Adverse effects of vincristine include neurotoxicity manifested as constipation, abdominal pain, paralytic ileus, jaw pain, peripheral neuropathy, and neuromyopathy (foot drop). These particular adverse effects are usually more marked in adults than in children [128]. Although rare, leukopenia and anemia can also result from vincristine use.

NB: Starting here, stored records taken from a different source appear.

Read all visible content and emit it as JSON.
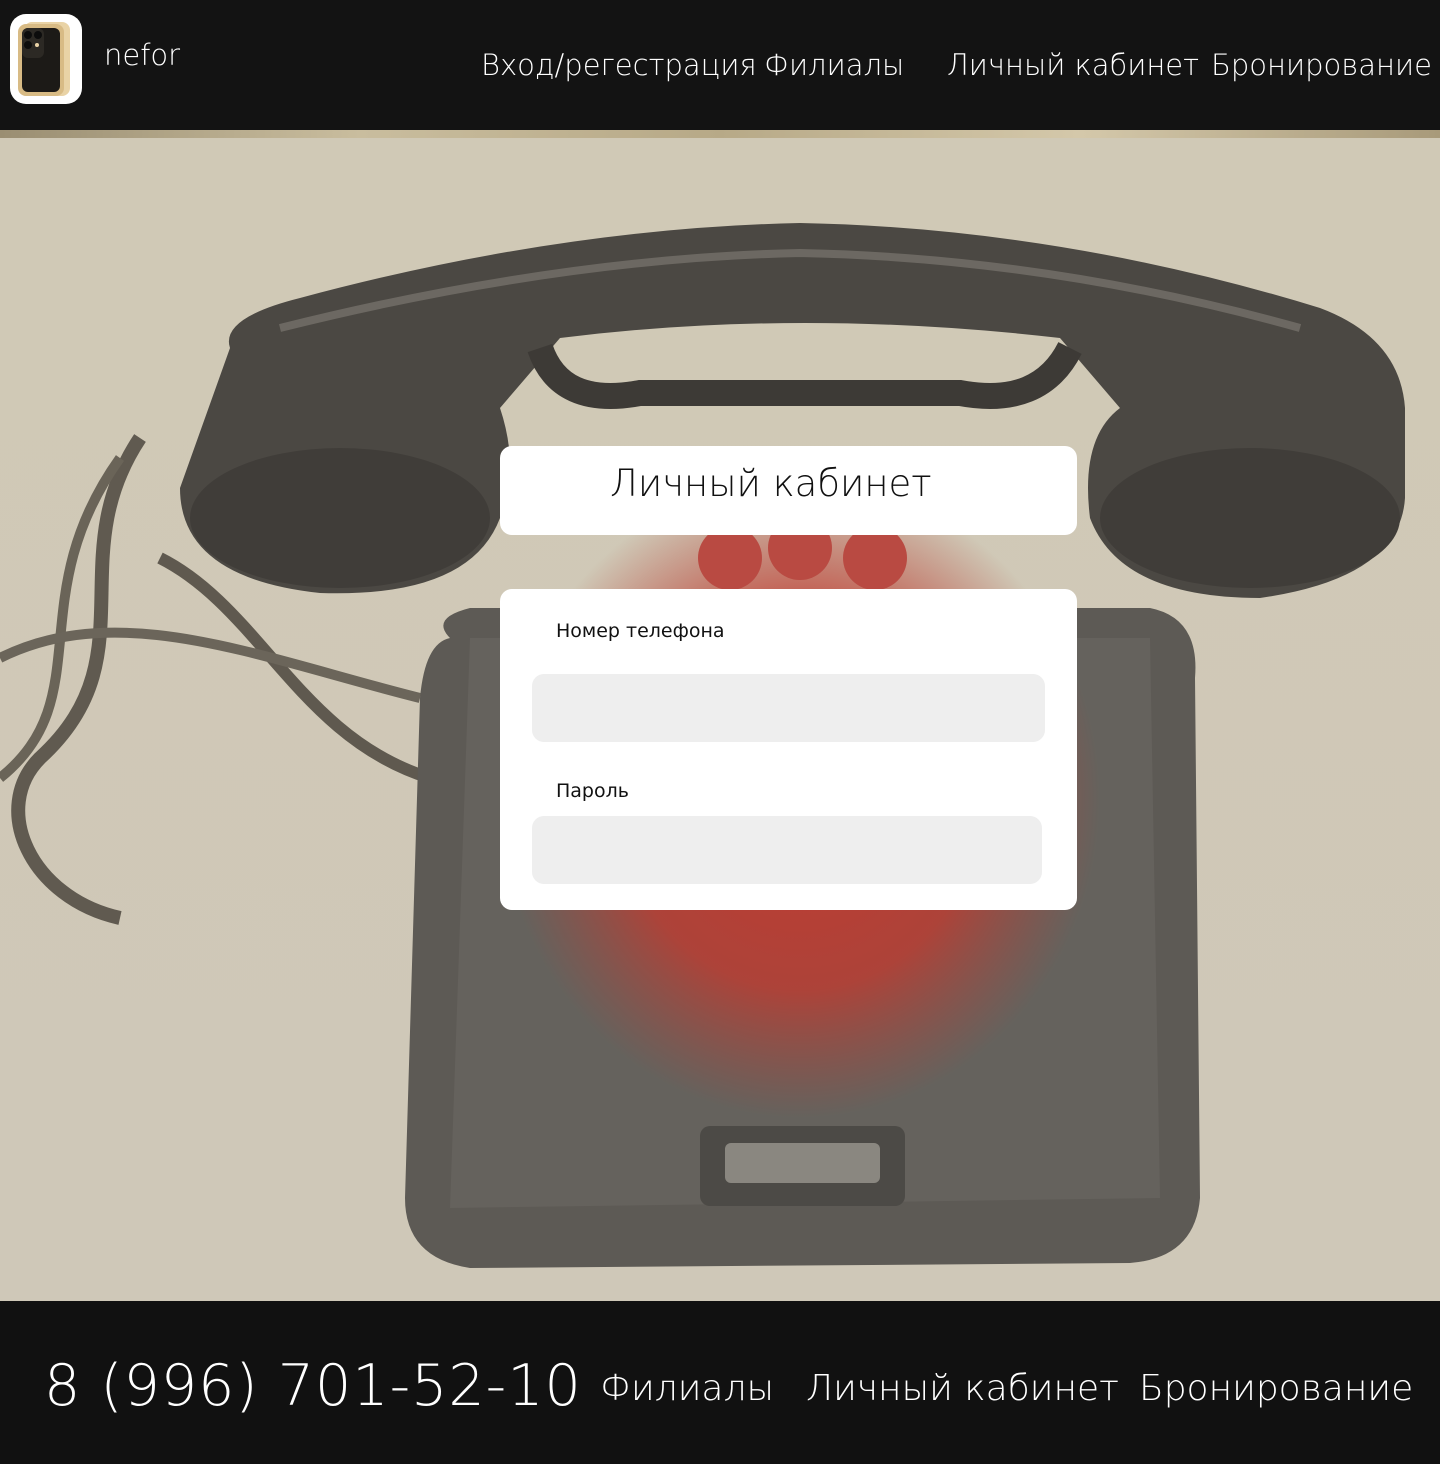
{
  "header": {
    "brand": "nefor",
    "nav": {
      "login": "Вход/регестрация",
      "branches": "Филиалы",
      "account": "Личный кабинет",
      "booking": "Бронирование"
    }
  },
  "login_card": {
    "title": "Личный кабинет",
    "phone_label": "Номер телефона",
    "phone_value": "",
    "password_label": "Пароль",
    "password_value": ""
  },
  "footer": {
    "phone": "8 (996) 701-52-10",
    "nav": {
      "branches": "Филиалы",
      "account": "Личный кабинет",
      "booking": "Бронирование"
    }
  },
  "colors": {
    "header_bg": "#131313",
    "footer_bg": "#111111",
    "card_bg": "#ffffff",
    "input_bg": "#eeeeee",
    "dial_accent": "#c8382e"
  },
  "icons": {
    "logo": "smartphone-logo-icon"
  }
}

Vincristine is an inhibitor of cell mitosis and microtubule formation. Its anti-angiogenesis properties [129, 130] are thought to play a role in IH growth cessation. The drug is also known to induce apoptosis of tumor and endothelial cells.

5.6 Interferon-α

Interferon-α (2a and 2b) therapies have been reported to be effective in several, small case reports for life-endangering IH; however, the potential for irreversible neurotoxicity of interferon-α therapies has severely limited its use in IH [131, 132]. Common yet typically transient adverse effects include fever, irritability, malaise, neutropenia, and liver enzyme abnormalities. Of greatest concern are reports of irreversible cases of spastic diplegia that have occurred in several infants treated with interferon-α for IH [133, 134]. It is thus recommended that infants aged less than 1 year not receive interferon-α and those aged >1 year with life-threatening IH who are resistant to other available therapies should undergo careful neurologic evaluation and monitoring if treatment with interferon-α is pursued [135]. Its mechanism of action in IH has been attributed to its anti-angiogenesis and basic fibroblast growth factor inhibition properties [136].

5.7 Pulse Dye Laser

The role of PDL in the treatment of proliferating IHs remains controversial [137] as some studies have shown no effect on IH clearance with PDL [138]. Its depth of penetration of 1.2 mm limits its effects on any deep components of IHs. For the management of ulceration and residual effects of IH, however, PDL is an available option. PDL has been shown to be effective in the treatment of ulcerated hemangiomas, mainly decreasing pain and time to re-epithelialization [32, 139]. Furthermore, PDL is useful in reducing the post-involution effects of IH such as telangiectasias and erythema. Adverse effects of PDL include scarring, skin atrophy, and hypopigmentation, and counter-intuitively, PDL may lead to ulceration itself [138, 140].

5.8 Surgery

Excisional surgery is mainly utilized for removal of residual fibrofatty tissue and scars; however, early surgical excision may be used for function-threatening, life-endangering, and/or disfiguring lesions when pharmacologic agents are contraindicated and/or fail [141].

6 Conclusion

IHs are intriguing tumors, particularly with regard to their biologic behavior and management of these tumors can be quite challenging. As reviewed, several modalities exist for the treatment of IHs. Currently, the two mainline therapies being used for the treatment of IH include propranolol and corticosteroids, and a combination of both therapies can be considered as a potential therapeutic approach. As no FDA-approved treatment options are available for IH, clinicians often rely on anecdotal experience and case reports from the literature, resulting in variability in management. Various questions remain to be answered and results from large-scale RCTs are eagerly anticipated.